Clustering using Pearson Correlation (50 pts)

This problem replicates a result from the paper “Sub-second dynamics of theta-gamma coupling in hippocampal CA1” by Zhang et al https://elifesciences.org/articles/44320. They calculated the spectrograms of their LFP data and extracted individual theta cycles. They then clustered these spectrograms to assess whether higher frequency gamma oscillations preferentially occur at certain phases of theta.

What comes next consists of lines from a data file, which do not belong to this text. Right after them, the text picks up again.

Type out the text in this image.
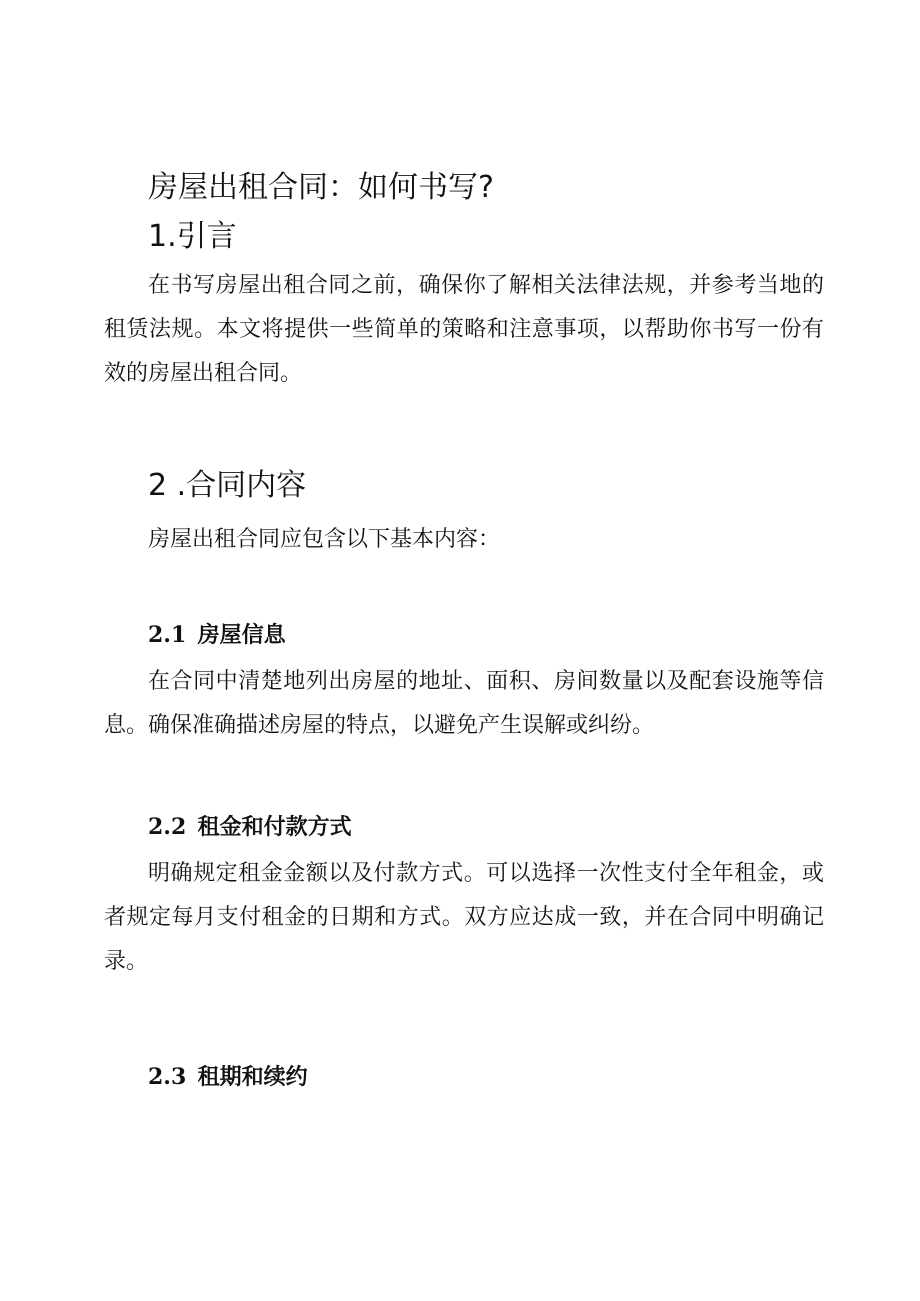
房屋出租合同：如何书写?
1.引言

在书写房屋出租合同之前，确保你了解相关法律法规，并参考当地的租赁法规。本文将提供一些简单的策略和注意事项，以帮助你书写一份有效的房屋出租合同。

2 .合同内容

房屋出租合同应包含以下基本内容：

2.1 房屋信息

在合同中清楚地列出房屋的地址、面积、房间数量以及配套设施等信息。确保准确描述房屋的特点，以避免产生误解或纠纷。

2.2 租金和付款方式

明确规定租金金额以及付款方式。可以选择一次性支付全年租金，或者规定每月支付租金的日期和方式。双方应达成一致，并在合同中明确记录。

2.3 租期和续约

The data for this problem can be found here. You can load it as:
```
 import numpy as np
 import matplotlib.pyplot as plt

 data = np.load('hw4problem5.npy')
 plt.imshow(data[0,:,:])
```
The data you are given are a series of matrices of size $K$ x $N_{\theta}$, where K is 81 and $N_{\theta}$, the number of phase bins, is 20. The phase goes from $-\pi$ to $\pi$ (i.e., phase = np.linspace(-np.pi, np.pi, 20), and the frequency vector can be calculated as freqs = np.arange(20, 182, 2)[::-1]. Note that in the frequency vector and the data, the 0-th entry corresponds to the highest frequency (180 Hz). This is so that plotting with imshow() works nicely.

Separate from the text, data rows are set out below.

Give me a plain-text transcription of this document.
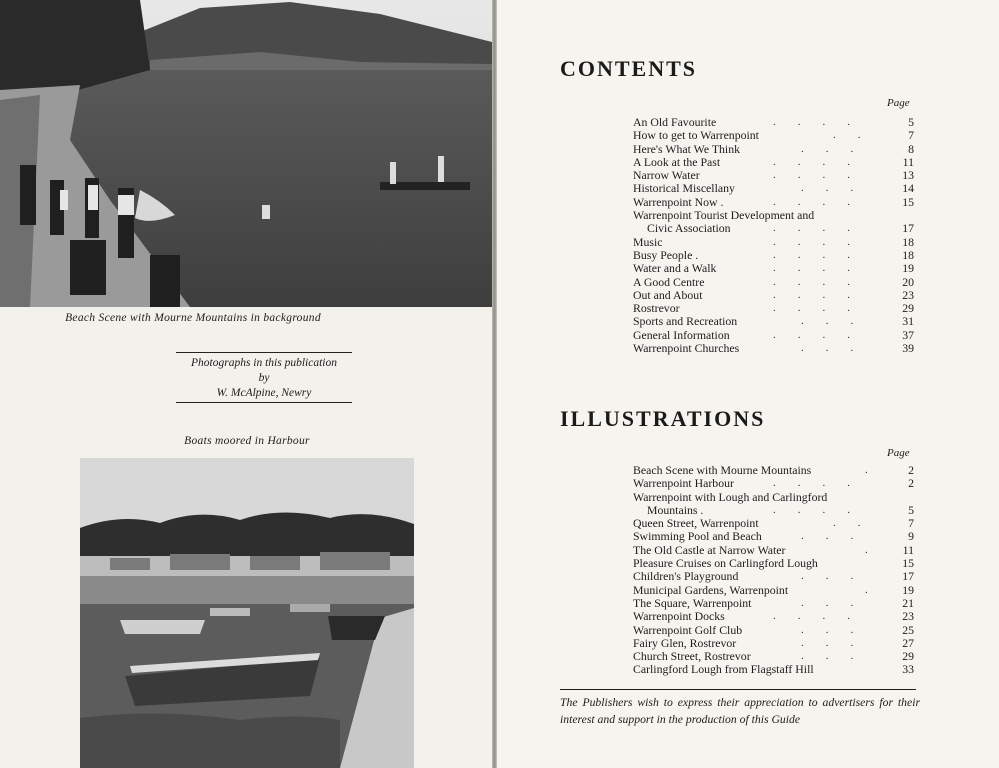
Beach Scene with Mourne Mountains in background
Photographs in this publication
by
W. McAlpine, Newry
Boats moored in Harbour
CONTENTS
Page
An Old Favourite	....	5
How to get to Warrenpoint	.. 7
Here's What We Think	...	8
A Look at the Past	....	11
Narrow Water	....	13
Historical Miscellany	... 14
Warrenpoint Now .	....	15
Warrenpoint Tourist Development and
Civic Association	....	17
Music	....	18
Busy People .	....	18
Water and a Walk	....	19
A Good Centre	....	20
Out and About	....	23
Rostrevor	....	29
Sports and Recreation	... 31
General Information	....	37
Warrenpoint Churches	... 39
ILLUSTRATIONS
Page
Beach Scene with Mourne Mountains	. 2
Warrenpoint Harbour	....	2
Warrenpoint with Lough and Carlingford
Mountains .	....	5
Queen Street, Warrenpoint	.. 7
Swimming Pool and Beach	...	9
The Old Castle at Narrow Water	. 11
Pleasure Cruises on Carlingford Lough	15
Children's Playground	... 17
Municipal Gardens, Warrenpoint	. 19
The Square, Warrenpoint	... 21
Warrenpoint Docks	....	23
Warrenpoint Golf Club	... 25
Fairy Glen, Rostrevor	... 27
Church Street, Rostrevor	... 29
Carlingford Lough from Flagstaff Hill	33
The Publishers wish to express their appreciation to advertisers for their interest and support in the production of this Guide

Your job is to replicate their analysis.

They use a distance measure derived from the Pearson correlation, specificially $d(x,y) = 1 - \rho(x,y)$. As shown in this paper, https://ieeexplore.ieee.org/abstract/document/6739991, clustering with Pearson correlation distance is equivalent to using K-means on normalized data, $\tilde{x} = \frac{x - \bar{x}}{\sigma_x}$, where $\bar{x}$ is the mean of the data point $x$ (across its dimensions) and $\sigma_x$ is its standard deviation.

To cluster, you can use your K-means implementation or the scikit-learn one. Assuming you’ve created a matrix normdata, which is normalized properly, here’s some example code that works.
```
 from sklearn.cluster import KMeans
 K = 4
 ndata = np.reshape(normdata, (normdata.shape[0], normdata.shape[1] * normdata.shape[2]))
 kmeans = KMeans(n_clusters=K, random_state=0, algorithm="full").fit(ndata)

 cluster0 = np.reshape(kmeans.cluster_centers_[0,:], (normdata.shape[1], normdata.shape[2]))
 plt.imshow(cluster0)
```
a. Cluster the theta cycle spectrograms into K=4 clusters. Plot the mean spectrogram of each cluster as in their Figure 1D.

b. Find 3 data points (i.e., theta cycles) which are close to the centroid of each cluster and plot them. How similar do invidivual cycles look to the averages?

c. Find 3 data points which are close to the boundaries of two or more of the different clusters. (You can do this by finding the distances to each cluster center, and sorting the data points by how close they are!) Plot these examples. Give a qualitative description.